2012'den bu yana İHA'da foto muhabirliği yapan İsmail Coşkun 15 Temmuz'da tankın altına yatan 15 Temmuz gazisi Metin Doğan' ı fotoğraflan meslektaşımızdı.
Çoşkun, o fotoğrafın öyküsünü şöyle anlattı:

"Olayı ilk duyduğumda askerler tarafından köprünün kapatıldığını duydum ve meslek refleksi ile dışarı çıkmam gerektiğini düşündüm ve dışarı çıktım. 
Atatürk Havalimanı'na geldim.
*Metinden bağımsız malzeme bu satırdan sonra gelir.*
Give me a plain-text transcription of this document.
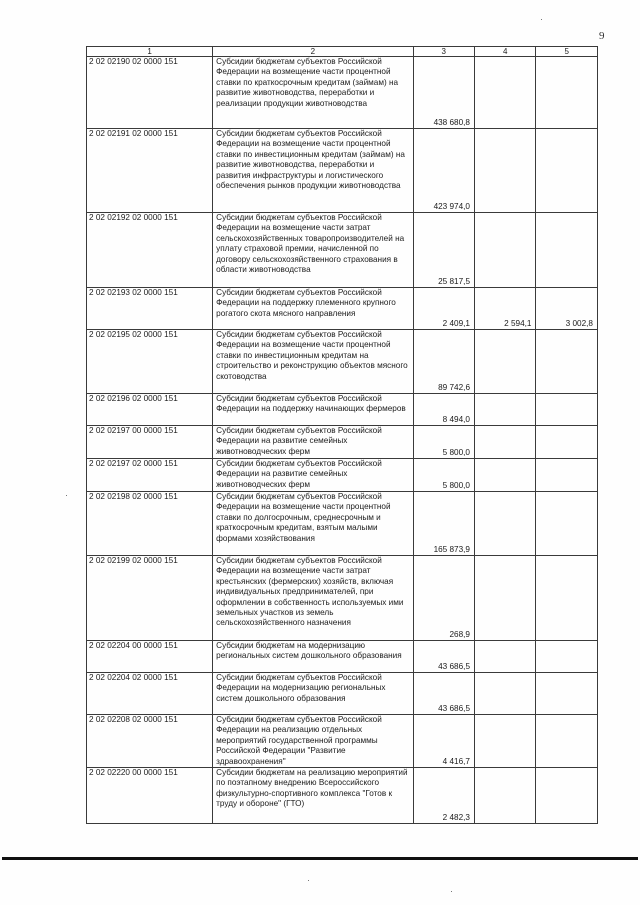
9
1	2	3	4	5
2 02 02190 02 0000 151	Субсидии бюджетам субъектов Российской Федерации на возмещение части процентной ставки по краткосрочным кредитам (займам) на развитие животноводства, переработки и реализации продукции животноводства	438 680,8		
2 02 02191 02 0000 151	Субсидии бюджетам субъектов Российской Федерации на возмещение части процентной ставки по инвестиционным кредитам (займам) на развитие животноводства, переработки и развития инфраструктуры и логистического обеспечения рынков продукции животноводства	423 974,0		
2 02 02192 02 0000 151	Субсидии бюджетам субъектов Российской Федерации на возмещение части затрат сельскохозяйственных товаропроизводителей на уплату страховой премии, начисленной по договору сельскохозяйственного страхования в области животноводства	25 817,5		
2 02 02193 02 0000 151	Субсидии бюджетам субъектов Российской Федерации на поддержку племенного крупного рогатого скота мясного направления	2 409,1	2 594,1	3 002,8
2 02 02195 02 0000 151	Субсидии бюджетам субъектов Российской Федерации на возмещение части процентной ставки по инвестиционным кредитам на строительство и реконструкцию объектов мясного скотоводства	89 742,6		
2 02 02196 02 0000 151	Субсидии бюджетам субъектов Российской Федерации на поддержку начинающих фермеров	8 494,0		
2 02 02197 00 0000 151	Субсидии бюджетам субъектов Российской Федерации на развитие семейных животноводческих ферм	5 800,0		
2 02 02197 02 0000 151	Субсидии бюджетам субъектов Российской Федерации на развитие семейных животноводческих ферм	5 800,0		
2 02 02198 02 0000 151	Субсидии бюджетам субъектов Российской Федерации на возмещение части процентной ставки по долгосрочным, среднесрочным и краткосрочным кредитам, взятым малыми формами хозяйствования	165 873,9		
2 02 02199 02 0000 151	Субсидии бюджетам субъектов Российской Федерации на возмещение части затрат крестьянских (фермерских) хозяйств, включая индивидуальных предпринимателей, при оформлении в собственность используемых ими земельных участков из земель сельскохозяйственного назначения	268,9		
2 02 02204 00 0000 151	Субсидии бюджетам на модернизацию региональных систем дошкольного образования	43 686,5		
2 02 02204 02 0000 151	Субсидии бюджетам субъектов Российской Федерации на модернизацию региональных систем дошкольного образования	43 686,5		
2 02 02208 02 0000 151	Субсидии бюджетам субъектов Российской Федерации на реализацию отдельных мероприятий государственной программы Российской Федерации "Развитие здравоохранения"	4 416,7		
2 02 02220 00 0000 151	Субсидии бюджетам на реализацию мероприятий по поэтапному внедрению Всероссийского физкультурно-спортивного комплекса "Готов к труду и обороне" (ГТО)	2 482,3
Tanklar yeni giriş yapmıştı. Kendimi film seti içinde gibi hissettim orada birçok fotoğraf çektim ve arkamdan bağırarak gelen birisini duydum ve onu çekmeye başladım.
Hareket halindeki paletleri durdurarak paletin altına yatan birisini gördüm ve onu fotoğraflamam için benim de yatmam gerekiyordu. Ben de yattım ve yerde fotoğraf çektim. 
Metin Doğan yumruğunu sıkmıştı kararlı bir duruşu vardı. Ölümü göze almıştı. Tankın altına yatan adam fotoğrafım dünyada gündem oluşturdu. 1 gecede Türk milletinin darbeye karşı geldiği bir anı fotoğraflamaktan dolayı gurur duydum."